Exhibit 23.3
20,22-25/F Landmark Building Tower 1, 8 Dongsanhuan Beilu, Chaoyang District,
Beijing, P. R. China, 100004
Tel: +86 10 6590 6639 Fax: +86 10 6510 7030
http://www.east-concord.com
May 8, 2025
To: Unitrend Entertainment Group Limited (the “Company”)
Dear Sir or Madam:
We are qualified lawyers of mainland China of the People’s Republic of China (the “PRC”, for the purposes of this opinion only, the PRC shall include the Hong Kong Special Administrative Region, and the Macau Special Administrative Region) and as such are qualified to issue this opinion on the laws and regulations of mainland China effective as of the date hereof.

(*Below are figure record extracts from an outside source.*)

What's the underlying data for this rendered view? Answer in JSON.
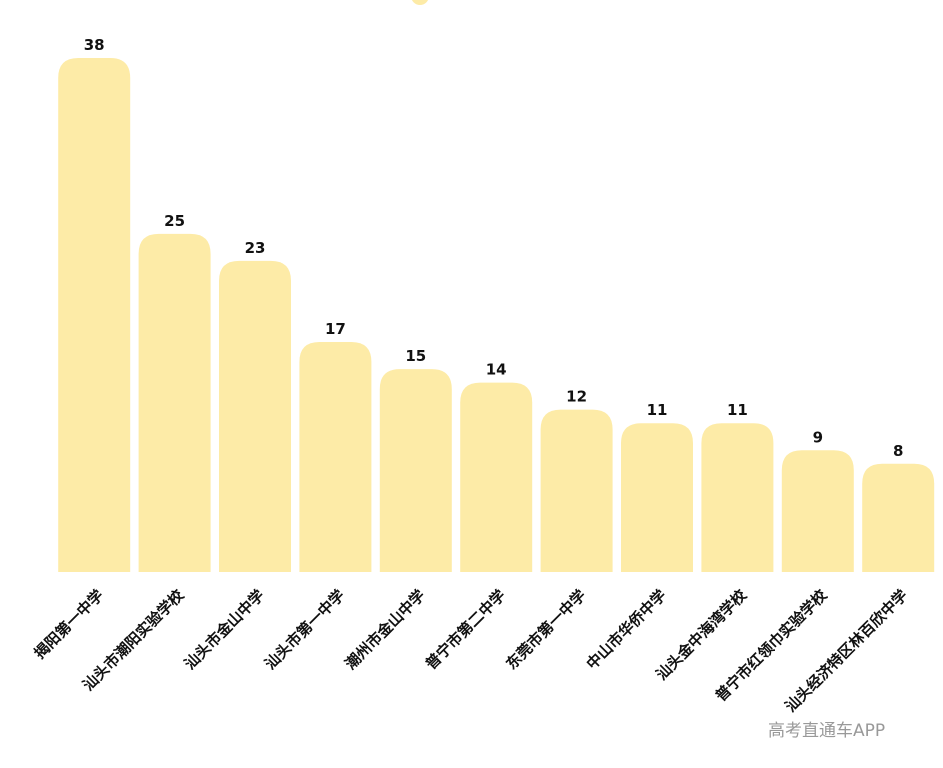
{
  "chart_data": {
    "type": "bar",
    "categories": [
      "揭阳第一中学",
      "汕头市潮阳实验学校",
      "汕头市金山中学",
      "汕头市第一中学",
      "潮州市金山中学",
      "普宁市第二中学",
      "东莞市第一中学",
      "中山市华侨中学",
      "汕头金中海湾学校",
      "普宁市红领巾实验学校",
      "汕头经济特区林百欣中学"
    ],
    "values": [
      38,
      25,
      23,
      17,
      15,
      14,
      12,
      11,
      11,
      9,
      8
    ],
    "color": "#fdeba7"
  },
  "watermark": "高考直通车APP"
}
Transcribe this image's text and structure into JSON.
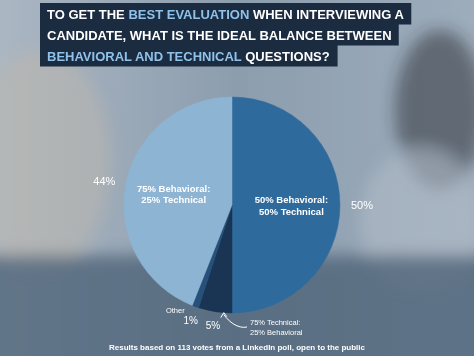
{
  "chart_data": {
    "type": "pie",
    "title": "TO GET THE BEST EVALUATION WHEN INTERVIEWING A CANDIDATE, WHAT IS THE IDEAL BALANCE BETWEEN BEHAVIORAL AND TECHNICAL QUESTIONS?",
    "title_highlights": [
      "BEST EVALUATION",
      "BEHAVIORAL AND TECHNICAL"
    ],
    "categories": [
      "50% Behavioral: 50% Technical",
      "75% Technical: 25% Behavioral",
      "Other",
      "75% Behavioral: 25% Technical"
    ],
    "values": [
      50,
      5,
      1,
      44
    ],
    "value_labels": [
      "50%",
      "5%",
      "1%",
      "44%"
    ],
    "colors": [
      "#2f6a9c",
      "#1a3553",
      "#27507a",
      "#8db4d3"
    ],
    "data_labels": true,
    "note": "Results based on 113 votes from a LinkedIn poll, open to the public"
  }
}
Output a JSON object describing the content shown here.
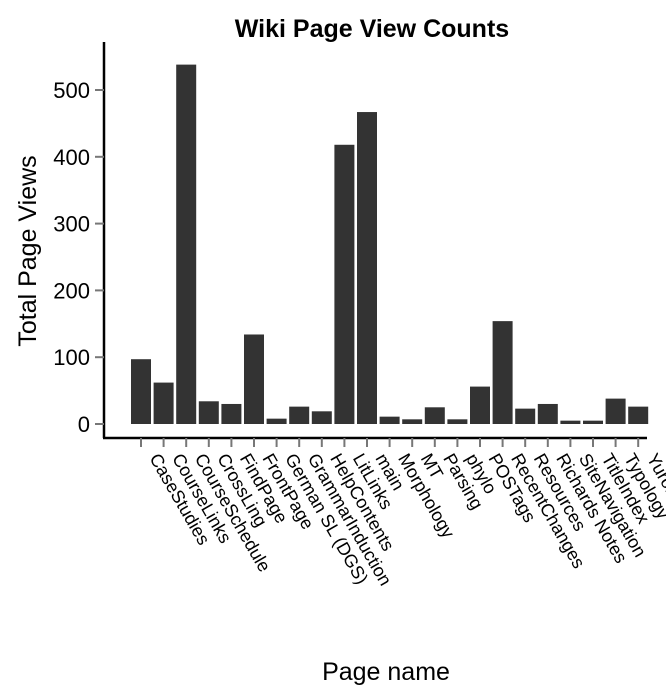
{
  "chart_data": {
    "type": "bar",
    "title": "Wiki Page View Counts",
    "xlabel": "Page name",
    "ylabel": "Total Page Views",
    "ylim": [
      0,
      560
    ],
    "yticks": [
      0,
      100,
      200,
      300,
      400,
      500
    ],
    "categories": [
      "CaseStudies",
      "CourseLinks",
      "CourseSchedule",
      "CrossLing",
      "FindPage",
      "FrontPage",
      "German SL (DGS)",
      "GrammarInduction",
      "HelpContents",
      "LitLinks",
      "main",
      "Morphology",
      "MT",
      "Parsing",
      "phylo",
      "POSTags",
      "RecentChanges",
      "Resources",
      "Richards Notes",
      "SiteNavigation",
      "TitleIndex",
      "Typology",
      "Yurok"
    ],
    "values": [
      97,
      62,
      538,
      34,
      30,
      134,
      8,
      26,
      19,
      418,
      467,
      11,
      7,
      25,
      7,
      56,
      154,
      23,
      30,
      5,
      5,
      38,
      26
    ],
    "bar_color": "#333333",
    "grid": false,
    "legend": "none"
  }
}
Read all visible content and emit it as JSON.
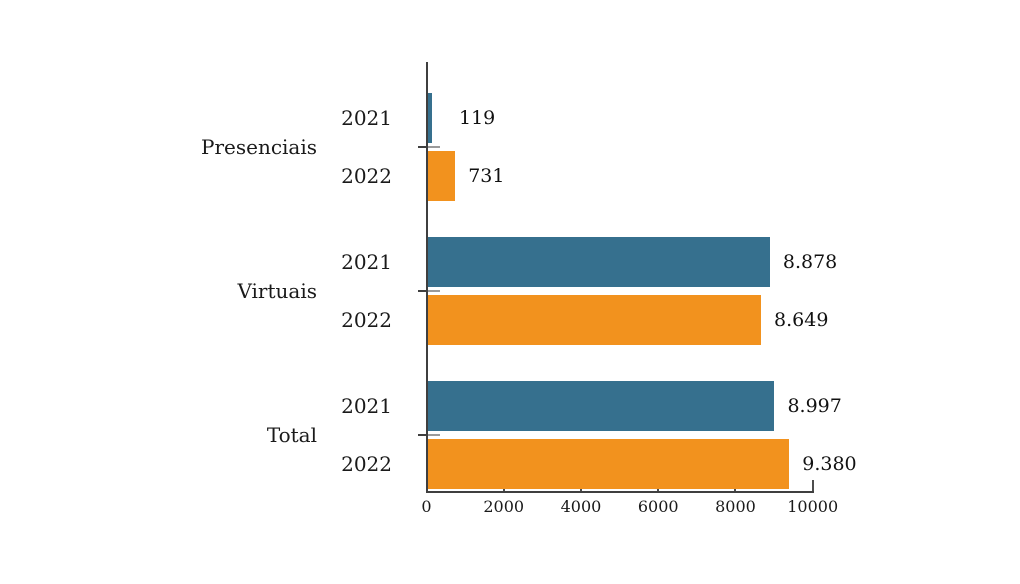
{
  "chart_data": {
    "type": "bar",
    "orientation": "horizontal",
    "title": "",
    "xlabel": "",
    "ylabel": "",
    "xlim": [
      0,
      10000
    ],
    "x_ticks": [
      0,
      2000,
      4000,
      6000,
      8000,
      10000
    ],
    "x_tick_labels": [
      "0",
      "2000",
      "4000",
      "6000",
      "8000",
      "10000"
    ],
    "grid": false,
    "legend": "none (years labeled beside each bar)",
    "categories": [
      "Presenciais",
      "Virtuais",
      "Total"
    ],
    "series": [
      {
        "name": "2021",
        "color": "#36708E",
        "values": [
          119,
          8878,
          8997
        ],
        "value_labels": [
          "119",
          "8.878",
          "8.997"
        ]
      },
      {
        "name": "2022",
        "color": "#F2921E",
        "values": [
          731,
          8649,
          9380
        ],
        "value_labels": [
          "731",
          "8.649",
          "9.380"
        ]
      }
    ]
  },
  "colors": {
    "bar_2021": "#36708E",
    "bar_2022": "#F2921E",
    "axis": "#3F3F3F",
    "tick": "#4D4D4D",
    "inner_ytick": "#9A9A9A",
    "text": "#1A1A1A",
    "background": "#FFFFFF"
  }
}
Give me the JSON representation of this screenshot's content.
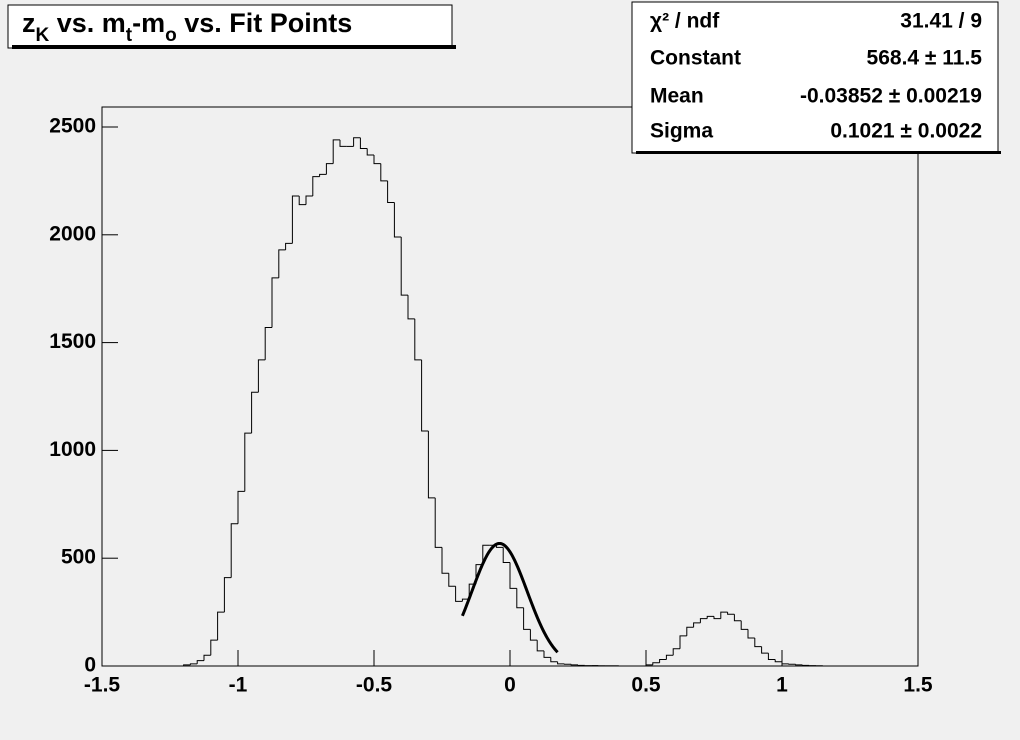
{
  "chart_data": {
    "type": "histogram",
    "title": [
      {
        "text": "z",
        "sub": false
      },
      {
        "text": "K",
        "sub": true
      },
      {
        "text": " vs. m",
        "sub": false
      },
      {
        "text": "t",
        "sub": true
      },
      {
        "text": "-m",
        "sub": false
      },
      {
        "text": "o",
        "sub": true
      },
      {
        "text": " vs. Fit Points",
        "sub": false
      }
    ],
    "bins": [
      -1.5,
      -1.475,
      -1.45,
      -1.425,
      -1.4,
      -1.375,
      -1.35,
      -1.325,
      -1.3,
      -1.275,
      -1.25,
      -1.225,
      -1.2,
      -1.175,
      -1.15,
      -1.125,
      -1.1,
      -1.075,
      -1.05,
      -1.025,
      -1,
      -0.975,
      -0.95,
      -0.925,
      -0.9,
      -0.875,
      -0.85,
      -0.825,
      -0.8,
      -0.775,
      -0.75,
      -0.725,
      -0.7,
      -0.675,
      -0.65,
      -0.625,
      -0.6,
      -0.575,
      -0.55,
      -0.525,
      -0.5,
      -0.475,
      -0.45,
      -0.425,
      -0.4,
      -0.375,
      -0.35,
      -0.325,
      -0.3,
      -0.275,
      -0.25,
      -0.225,
      -0.2,
      -0.175,
      -0.15,
      -0.125,
      -0.1,
      -0.075,
      -0.05,
      -0.025,
      0,
      0.025,
      0.05,
      0.075,
      0.1,
      0.125,
      0.15,
      0.175,
      0.2,
      0.225,
      0.25,
      0.275,
      0.3,
      0.325,
      0.35,
      0.375,
      0.4,
      0.425,
      0.45,
      0.475,
      0.5,
      0.525,
      0.55,
      0.575,
      0.6,
      0.625,
      0.65,
      0.675,
      0.7,
      0.725,
      0.75,
      0.775,
      0.8,
      0.825,
      0.85,
      0.875,
      0.9,
      0.925,
      0.95,
      0.975,
      1,
      1.025,
      1.05,
      1.075,
      1.1,
      1.125,
      1.15,
      1.175,
      1.2,
      1.225,
      1.25,
      1.275,
      1.3,
      1.325,
      1.35,
      1.375,
      1.4,
      1.425,
      1.45,
      1.475,
      1.5
    ],
    "values": [
      0,
      0,
      0,
      0,
      0,
      0,
      0,
      0,
      0,
      0,
      0,
      0,
      5,
      10,
      25,
      50,
      120,
      250,
      410,
      660,
      810,
      1080,
      1270,
      1420,
      1570,
      1800,
      1930,
      1960,
      2180,
      2140,
      2180,
      2270,
      2280,
      2330,
      2440,
      2410,
      2410,
      2450,
      2400,
      2370,
      2330,
      2250,
      2150,
      1990,
      1720,
      1610,
      1420,
      1090,
      780,
      550,
      430,
      370,
      300,
      310,
      380,
      470,
      560,
      560,
      550,
      480,
      360,
      270,
      170,
      120,
      70,
      40,
      20,
      10,
      8,
      5,
      3,
      2,
      2,
      1,
      1,
      1,
      0,
      0,
      0,
      0,
      5,
      15,
      30,
      50,
      80,
      140,
      180,
      200,
      220,
      230,
      220,
      250,
      240,
      210,
      170,
      130,
      90,
      60,
      30,
      20,
      10,
      8,
      5,
      3,
      2,
      1,
      0,
      0,
      0,
      0,
      0,
      0,
      0,
      0,
      0,
      0,
      0,
      0,
      0,
      0
    ],
    "color": "#000000",
    "fit": {
      "constant": 568.4,
      "mean": -0.03852,
      "sigma": 0.1021,
      "range": [
        -0.175,
        0.175
      ],
      "color": "#000000"
    },
    "stats": [
      {
        "label": "χ² / ndf",
        "value": "31.41 / 9"
      },
      {
        "label": "Constant",
        "value": "568.4 ± 11.5"
      },
      {
        "label": "Mean",
        "value": "-0.03852 ± 0.00219"
      },
      {
        "label": "Sigma",
        "value": "0.1021 ± 0.0022"
      }
    ],
    "xlim": [
      -1.5,
      1.5
    ],
    "xticks": [
      -1.5,
      -1,
      -0.5,
      0,
      0.5,
      1,
      1.5
    ],
    "ylim": [
      0,
      2500
    ],
    "yticks": [
      0,
      500,
      1000,
      1500,
      2000,
      2500
    ]
  }
}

We are acting as the PRC counsel to the Company in connection with (i) the proposed initial public offering (the “Offering”) of 1,250,000 ordinary shares (the “Ordinary Shares”) of the Company, as set forth in the Company’s registration statement on Form F-1 (File No. 333-280248), including all amendments or supplements thereto (the “Registration Statement”), filed by the Company with the Securities and Exchange Commission under the U.S. Securities Act of 1933, as amended, (ii) up to 187,500 Ordinary Shares, issuable upon the exercise of an over-allotment option granted to the underwriter(s) named in the underwriting agreement, (iii) warrants exercisable to purchase additional Ordinary Shares in an amount equal to 5% of the shares to be issued in the Offering, and (iv) the Company’s proposed listing of the Ordinary Shares on the NASDAQ Capital Market.
We hereby consent to the inclusion of our opinion and reference to our firm in the Registration Statement. This letter shall only be used for purpose of this Offering.